Boris on course for London win

Tory MP Boris Johnson looked set to be crowned Mayor of London tonight barring a last-minute turnaround.

Tory MP Boris Johnson looked set to be crowned Mayor of London tonight barring a last-minute turnaround.

With four-fifths of the votes counted in the capital, Mr Johnson was ahead in eight of 14 areas with Ken Livingstone ahead in the remainder. Liberal Democrat Brian Paddick was polling third across the capital.

One bookmaker was so confident of a Tory victory it announced it would start paying out bets on a Johnson win hours before the official result.

Paddy Power said the “mauling” Labour had received elsewhere in England and Wales suggested the Conservative candidate was on his way to City Hall.

A defeat for two-term Labour incumbent Mr Livingstone would compound a torrid night for Gordon Brown in his first test at the polls as PM.

Projections of Labour’s national share of the vote put the party on 24%, behind the Liberal Democrats.

For the Tories, a win for Mr Johnson would be the icing on the cake in a night of sweeping victories.

The party scored wins in councils across the country and saw its predicted national share rise to 44%.

Mr Johnson refused to claim victory ahead of the official announcement.

“I think the party’s done fantastically nationally but London is a very different kettle of fish. We’ll have to see what happens,” he said.

Aides to Mayor Ken Livingstone insisted that he remained “optimistic” despite Labour’s drubbing in the polls.

Prime Minister Gordon Brown – who spoke by telephone to Mr Livingstone last night – also refused to concede defeat.

However, he struck a valedictory note when he spoke to reporters in Downing Street, suggesting that he feared the worst.

“I congratulated him on his campaign and what he had done to secure the Olympics for London, what he had done for transport in London and what he has done to improve policing in London, and what he was doing for affordable housing in London – all these issues that Ken Livingstone has raised as Mayor,” Mr Brown said.

Opinion polls have suggested the tightest result since the position of mayor was created in 2000.

While a series of YouGov surveys for London’s Evening Standard newspaper have given Mr Johnson a comfortable advantage – most recently by a seven-point margin in first-preference votes – other pollsters have put the candidates neck and neck or given a small lead to Mr Livingstone.

Reports from the count suggested neither man would win 50% of the first choice votes cast, and the result will depend on second-preference votes redistributed from the other candidates.

London voters have also been choosing the 25-member London Assembly, with 14 members directly elected from constituencies each made up of two London boroughs and the remaining 11 divided between the parties in proportion to London-wide votes.

The Conservatives are hoping to maintain their position as the largest single grouping, but it is thought unlikely any party will obtain an overall majority.

Electronic counting in London started at 8.30am today. The results were predicted to arrive early evening but were later put back because of record turnout.

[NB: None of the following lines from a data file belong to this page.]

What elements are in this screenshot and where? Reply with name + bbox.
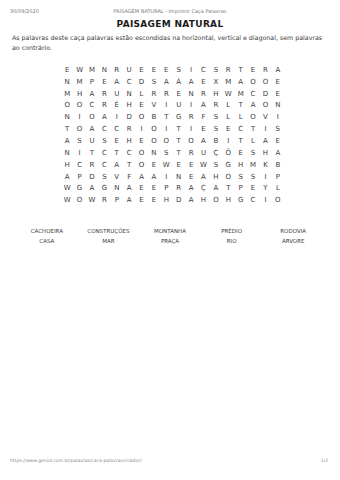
grid-cell: H <box>61 159 73 171</box>
grid-cell: X <box>210 76 222 88</box>
grid-cell: O <box>185 135 197 147</box>
word-item: CACHOEIRA <box>16 227 78 237</box>
grid-cell: N <box>61 76 73 88</box>
grid-cell: N <box>61 111 73 123</box>
grid-cell: E <box>148 159 160 171</box>
grid-cell: T <box>111 147 123 159</box>
grid-cell: M <box>247 159 259 171</box>
grid-cell: O <box>86 111 98 123</box>
grid-cell: A <box>247 100 259 112</box>
grid-cell: I <box>185 123 197 135</box>
word-column: PRÉDIORIO <box>201 227 263 247</box>
grid-cell: S <box>173 64 185 76</box>
grid-cell: E <box>160 64 172 76</box>
grid-cell: N <box>173 171 185 183</box>
word-item: ÁRVORE <box>262 237 324 247</box>
grid-cell: S <box>247 147 259 159</box>
grid-cell: E <box>148 182 160 194</box>
grid-cell: N <box>148 147 160 159</box>
grid-cell: N <box>111 182 123 194</box>
grid-cell: R <box>148 88 160 100</box>
grid-cell: U <box>197 147 209 159</box>
grid-cell: B <box>148 111 160 123</box>
grid-cell: N <box>272 100 284 112</box>
grid-cell: E <box>222 123 234 135</box>
grid-cell: H <box>123 100 135 112</box>
grid-cell: A <box>234 76 246 88</box>
grid-cell: A <box>185 182 197 194</box>
word-column: RODOVIAÁRVORE <box>262 227 324 247</box>
grid-cell: T <box>61 123 73 135</box>
grid-cell: S <box>148 76 160 88</box>
grid-cell: E <box>272 135 284 147</box>
grid-cell: C <box>98 123 110 135</box>
grid-cell: V <box>259 111 271 123</box>
grid-cell: E <box>185 171 197 183</box>
word-item: PRÉDIO <box>201 227 263 237</box>
grid-cell: M <box>61 88 73 100</box>
grid-cell: O <box>73 100 85 112</box>
grid-cell: M <box>86 64 98 76</box>
grid-cell: F <box>197 111 209 123</box>
grid-cell: A <box>123 182 135 194</box>
grid-cell: R <box>197 88 209 100</box>
grid-cell: A <box>86 182 98 194</box>
grid-cell: T <box>247 123 259 135</box>
grid-cell: E <box>111 135 123 147</box>
grid-cell: P <box>111 194 123 206</box>
grid-cell: O <box>73 123 85 135</box>
grid-cell: A <box>185 194 197 206</box>
grid-cell: R <box>185 147 197 159</box>
grid-cell: E <box>135 194 147 206</box>
grid-cell: Y <box>259 182 271 194</box>
grid-cell: A <box>111 76 123 88</box>
grid-cell: N <box>98 64 110 76</box>
grid-cell: V <box>111 171 123 183</box>
grid-cell: O <box>210 194 222 206</box>
grid-cell: Ç <box>197 182 209 194</box>
grid-cell: I <box>222 135 234 147</box>
grid-cell: A <box>197 100 209 112</box>
grid-cell: V <box>148 100 160 112</box>
grid-cell: C <box>98 159 110 171</box>
grid-cell: W <box>86 194 98 206</box>
grid-cell: E <box>197 123 209 135</box>
grid-cell: D <box>173 194 185 206</box>
footer-url: https://www.geniol.com.br/palavras/caca-… <box>10 458 142 463</box>
grid-cell: A <box>210 182 222 194</box>
grid-cell: A <box>86 88 98 100</box>
grid-cell: E <box>135 135 147 147</box>
grid-cell: R <box>98 100 110 112</box>
grid-cell: R <box>98 194 110 206</box>
grid-cell: M <box>73 76 85 88</box>
grid-cell: I <box>135 123 147 135</box>
grid-cell: E <box>272 76 284 88</box>
word-column: MONTANHAPRAÇA <box>139 227 201 247</box>
grid-cell: E <box>98 76 110 88</box>
grid-cell: O <box>259 76 271 88</box>
grid-cell: E <box>173 88 185 100</box>
grid-cell: I <box>185 100 197 112</box>
grid-cell: Á <box>173 76 185 88</box>
grid-cell: O <box>259 100 271 112</box>
grid-cell: E <box>61 64 73 76</box>
grid-cell: C <box>123 147 135 159</box>
grid-cell: Õ <box>222 147 234 159</box>
grid-cell: H <box>73 88 85 100</box>
grid-cell: C <box>111 123 123 135</box>
word-item: CONSTRUÇÕES <box>78 227 140 237</box>
grid-cell: B <box>210 135 222 147</box>
grid-cell: S <box>210 111 222 123</box>
grid-cell: C <box>234 123 246 135</box>
print-preview-page: 30/09/2020 PAISAGEM NATURAL - Imprimir C… <box>0 0 340 480</box>
grid-cell: S <box>160 147 172 159</box>
grid-cell: C <box>247 88 259 100</box>
grid-cell: D <box>259 88 271 100</box>
grid-cell: G <box>98 182 110 194</box>
word-item: MONTANHA <box>139 227 201 237</box>
grid-cell: A <box>272 64 284 76</box>
grid-cell: O <box>160 135 172 147</box>
grid-cell: P <box>234 182 246 194</box>
grid-cell: P <box>73 171 85 183</box>
grid-cell: O <box>135 147 147 159</box>
grid-cell: E <box>148 64 160 76</box>
grid-cell: I <box>259 171 271 183</box>
grid-cell: N <box>185 88 197 100</box>
grid-cell: L <box>222 111 234 123</box>
page-title: PAISAGEM NATURAL <box>0 19 340 29</box>
grid-cell: A <box>272 147 284 159</box>
word-item: RIO <box>201 237 263 247</box>
grid-cell: S <box>73 135 85 147</box>
grid-cell: R <box>259 64 271 76</box>
grid-cell: E <box>197 76 209 88</box>
grid-cell: R <box>86 159 98 171</box>
grid-cell: U <box>86 135 98 147</box>
grid-cell: O <box>272 194 284 206</box>
grid-cell: Ç <box>210 147 222 159</box>
grid-cell: I <box>73 111 85 123</box>
grid-cell: P <box>160 182 172 194</box>
grid-cell: S <box>210 123 222 135</box>
word-column: CACHOEIRACASA <box>16 227 78 247</box>
grid-cell: A <box>185 76 197 88</box>
grid-cell: L <box>234 111 246 123</box>
grid-cell: R <box>160 88 172 100</box>
grid-cell: A <box>61 171 73 183</box>
grid-cell: A <box>98 111 110 123</box>
grid-cell: I <box>272 111 284 123</box>
grid-cell: A <box>197 171 209 183</box>
grid-cell: U <box>123 64 135 76</box>
grid-cell: T <box>222 182 234 194</box>
grid-cell: C <box>123 76 135 88</box>
grid-cell: E <box>148 194 160 206</box>
grid-cell: A <box>61 135 73 147</box>
grid-cell: O <box>247 111 259 123</box>
grid-cell: I <box>259 123 271 135</box>
grid-cell: C <box>98 147 110 159</box>
grid-cell: L <box>247 135 259 147</box>
grid-cell: R <box>210 100 222 112</box>
grid-cell: R <box>185 111 197 123</box>
grid-cell: T <box>123 159 135 171</box>
grid-cell: I <box>160 171 172 183</box>
grid-cell: S <box>210 159 222 171</box>
word-item: RODOVIA <box>262 227 324 237</box>
grid-cell: A <box>197 135 209 147</box>
grid-cell: T <box>160 111 172 123</box>
grid-cell: H <box>234 159 246 171</box>
grid-cell: S <box>247 171 259 183</box>
grid-cell: A <box>259 135 271 147</box>
grid-cell: M <box>234 88 246 100</box>
grid-cell: R <box>222 64 234 76</box>
grid-cell: C <box>86 100 98 112</box>
grid-cell: E <box>135 182 147 194</box>
grid-cell: D <box>86 171 98 183</box>
grid-cell: T <box>234 64 246 76</box>
grid-cell: E <box>234 147 246 159</box>
grid-cell: A <box>148 171 160 183</box>
grid-cell: R <box>98 88 110 100</box>
puzzle-instructions: As palavras deste caça palavras estão es… <box>12 33 327 52</box>
grid-cell: T <box>173 135 185 147</box>
grid-cell: O <box>135 159 147 171</box>
grid-cell: S <box>272 123 284 135</box>
grid-cell: L <box>222 100 234 112</box>
grid-cell: I <box>111 111 123 123</box>
grid-cell: U <box>173 100 185 112</box>
grid-cell: W <box>73 64 85 76</box>
grid-cell: K <box>259 159 271 171</box>
grid-cell: T <box>86 147 98 159</box>
grid-cell: H <box>160 194 172 206</box>
grid-cell: O <box>73 194 85 206</box>
grid-cell: O <box>222 171 234 183</box>
grid-cell: O <box>135 111 147 123</box>
grid-cell: W <box>222 88 234 100</box>
grid-cell: B <box>272 159 284 171</box>
grid-cell: W <box>160 159 172 171</box>
grid-cell: A <box>123 194 135 206</box>
grid-cell: E <box>135 100 147 112</box>
word-list: CACHOEIRACASACONSTRUÇÕESMARMONTANHAPRAÇA… <box>16 227 324 247</box>
grid-cell: H <box>222 194 234 206</box>
grid-cell: C <box>197 64 209 76</box>
grid-cell: M <box>222 76 234 88</box>
grid-cell: E <box>185 159 197 171</box>
grid-cell: É <box>111 100 123 112</box>
grid-cell: O <box>61 100 73 112</box>
grid-cell: A <box>111 159 123 171</box>
header-document-title: PAISAGEM NATURAL - Imprimir Caça Palavra… <box>0 8 340 14</box>
grid-cell: U <box>111 88 123 100</box>
grid-cell: F <box>123 171 135 183</box>
grid-cell: I <box>160 100 172 112</box>
grid-cell: W <box>197 159 209 171</box>
grid-cell: I <box>160 123 172 135</box>
grid-cell: W <box>61 182 73 194</box>
grid-cell: A <box>86 123 98 135</box>
grid-cell: E <box>247 64 259 76</box>
word-search-grid: EWMNRUEEESICSRTERANMPEACDSAÁAEXMAOOEMHAR… <box>61 64 284 206</box>
grid-cell: H <box>197 194 209 206</box>
footer-page-number: 1/2 <box>321 458 328 463</box>
grid-cell: D <box>135 76 147 88</box>
grid-cell: I <box>259 194 271 206</box>
grid-cell: H <box>210 88 222 100</box>
grid-cell: A <box>160 76 172 88</box>
grid-cell: E <box>173 159 185 171</box>
grid-cell: O <box>247 76 259 88</box>
grid-cell: H <box>210 171 222 183</box>
grid-cell: G <box>73 182 85 194</box>
word-column: CONSTRUÇÕESMAR <box>78 227 140 247</box>
grid-cell: P <box>272 171 284 183</box>
word-item: MAR <box>78 237 140 247</box>
word-item: CASA <box>16 237 78 247</box>
grid-cell: L <box>272 182 284 194</box>
grid-cell: T <box>173 147 185 159</box>
grid-cell: T <box>173 123 185 135</box>
grid-cell: C <box>73 159 85 171</box>
grid-cell: L <box>135 88 147 100</box>
grid-cell: E <box>247 182 259 194</box>
grid-cell: S <box>98 135 110 147</box>
grid-cell: S <box>210 64 222 76</box>
grid-cell: I <box>73 147 85 159</box>
grid-cell: G <box>234 194 246 206</box>
word-item: PRAÇA <box>139 237 201 247</box>
grid-cell: N <box>61 147 73 159</box>
grid-cell: I <box>185 64 197 76</box>
grid-cell: R <box>173 182 185 194</box>
grid-cell: O <box>148 123 160 135</box>
grid-cell: C <box>247 194 259 206</box>
grid-cell: G <box>173 111 185 123</box>
grid-cell: D <box>123 111 135 123</box>
grid-cell: W <box>61 194 73 206</box>
grid-cell: A <box>135 171 147 183</box>
grid-cell: T <box>234 135 246 147</box>
grid-cell: H <box>259 147 271 159</box>
grid-cell: G <box>222 159 234 171</box>
grid-cell: P <box>86 76 98 88</box>
grid-cell: O <box>148 135 160 147</box>
grid-cell: E <box>272 88 284 100</box>
grid-cell: E <box>135 64 147 76</box>
grid-cell: R <box>123 123 135 135</box>
grid-cell: R <box>111 64 123 76</box>
grid-cell: S <box>98 171 110 183</box>
grid-cell: H <box>123 135 135 147</box>
grid-cell: T <box>234 100 246 112</box>
grid-cell: N <box>123 88 135 100</box>
grid-cell: S <box>234 171 246 183</box>
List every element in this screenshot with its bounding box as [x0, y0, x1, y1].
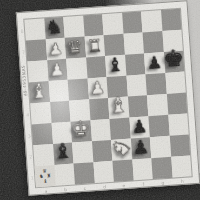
file-label-g: g: [161, 180, 164, 185]
square-f7: [123, 32, 144, 54]
file-label-c: c: [84, 185, 87, 190]
board-grid: ♛♞♜♝: [24, 9, 191, 187]
square-h2: [169, 134, 190, 156]
square-a5: [29, 81, 50, 103]
rank-label-6: 6: [23, 70, 26, 75]
rank-label-7: 7: [22, 49, 25, 54]
square-c4: [69, 99, 90, 121]
square-e3: [109, 118, 130, 140]
square-d3: [90, 119, 111, 141]
square-b7: [45, 38, 66, 60]
square-d7: [84, 35, 105, 57]
square-h8: [160, 9, 181, 31]
square-c2: [72, 141, 93, 163]
rank-label-2: 2: [29, 154, 32, 159]
square-h1: [171, 155, 192, 177]
square-f4: [127, 95, 148, 117]
square-a4: [30, 102, 51, 124]
square-f8: [122, 11, 143, 33]
rank-label-1: 1: [31, 175, 34, 180]
square-e4: [108, 97, 129, 119]
file-label-e: e: [122, 183, 125, 188]
square-d1: [93, 161, 114, 183]
rank-label-3: 3: [28, 133, 31, 138]
file-label-a: a: [45, 188, 48, 193]
square-c5: [68, 78, 89, 100]
square-f3: [129, 116, 150, 138]
square-a8: [24, 18, 45, 40]
file-label-d: d: [103, 184, 106, 189]
square-d6: [86, 56, 107, 78]
square-e6: [105, 55, 126, 77]
square-a2: [33, 144, 54, 166]
rank-label-4: 4: [26, 112, 29, 117]
square-e2: [111, 139, 132, 161]
square-b8: [44, 17, 65, 39]
square-c6: [66, 57, 87, 79]
square-h5: [165, 72, 186, 94]
square-a7: [26, 39, 47, 61]
rank-label-8: 8: [20, 28, 23, 33]
file-label-b: b: [64, 187, 67, 192]
rank-label-5: 5: [25, 91, 28, 96]
square-d2: [91, 140, 112, 162]
square-d4: [89, 98, 110, 120]
square-b3: [51, 122, 72, 144]
square-b1: [54, 164, 75, 186]
file-label-f: f: [142, 181, 144, 186]
square-h3: [168, 114, 189, 136]
square-h6: [163, 51, 184, 73]
square-f2: [130, 137, 151, 159]
square-a3: [32, 123, 53, 145]
square-a1: ♛♞♜♝: [35, 165, 56, 187]
square-f6: [125, 53, 146, 75]
chess-board: 49-4953MAS ♛♞♜♝ ♞♟♛♜♟♝♟♚♝♟♝♚♝♞♟♟ abcdefg…: [16, 0, 200, 196]
square-c1: [73, 162, 94, 184]
square-d5: [87, 77, 108, 99]
square-f5: [126, 74, 147, 96]
chessboard-photo: 49-4953MAS ♛♞♜♝ ♞♟♛♜♟♝♟♚♝♟♝♚♝♞♟♟ abcdefg…: [0, 0, 200, 200]
square-e5: [107, 76, 128, 98]
square-g4: [147, 94, 168, 116]
board-maker-logo: ♛♞♜♝: [35, 165, 56, 187]
square-a6: [27, 60, 48, 82]
square-b6: [47, 59, 68, 81]
square-g2: [150, 136, 171, 158]
square-e1: [112, 159, 133, 181]
square-g8: [141, 10, 162, 32]
square-c8: [63, 16, 84, 38]
square-e8: [102, 13, 123, 35]
square-c3: [71, 120, 92, 142]
square-d8: [83, 14, 104, 36]
square-b5: [48, 80, 69, 102]
square-h7: [162, 30, 183, 52]
square-g3: [148, 115, 169, 137]
square-e7: [104, 34, 125, 56]
file-label-h: h: [181, 178, 184, 183]
square-g6: [144, 52, 165, 74]
square-c7: [65, 37, 86, 59]
square-g5: [145, 73, 166, 95]
square-f1: [132, 158, 153, 180]
square-b4: [50, 101, 71, 123]
square-g7: [143, 31, 164, 53]
square-g1: [151, 157, 172, 179]
square-h4: [166, 93, 187, 115]
square-b2: [53, 143, 74, 165]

Officials said the number of voters was up a fifth on the last set of elections in 2004 and it was the first time more than two million people voted.

With nearly half of the votes counted for Assembly Members the far-right British National Party was placed fourth or fifth in nine constituencies.

And the BNP was running in third place in Havering & Redbridge and City & East, which includes Newham, Barking & Dagenham, Tower Hamlets and City of London.

The Green Party was also performing well, running in third or fourth place in 10 of the 14 constituencies.

Mr Paddick launched a fierce attack on what he described as a “biased and unfair” media.

He said if Mr Livingstone did lose it would be because of his “arrogance” and failure to listen to Londoners.

If Boris Johnson won, it would be “more of a protest vote than a positive vote for Boris Johnson”.

Minister for London Tessa Jowell said: “If Ken hasn’t won, London has lost somebody very special who is passionate about this city and has done fantastic things for this city.”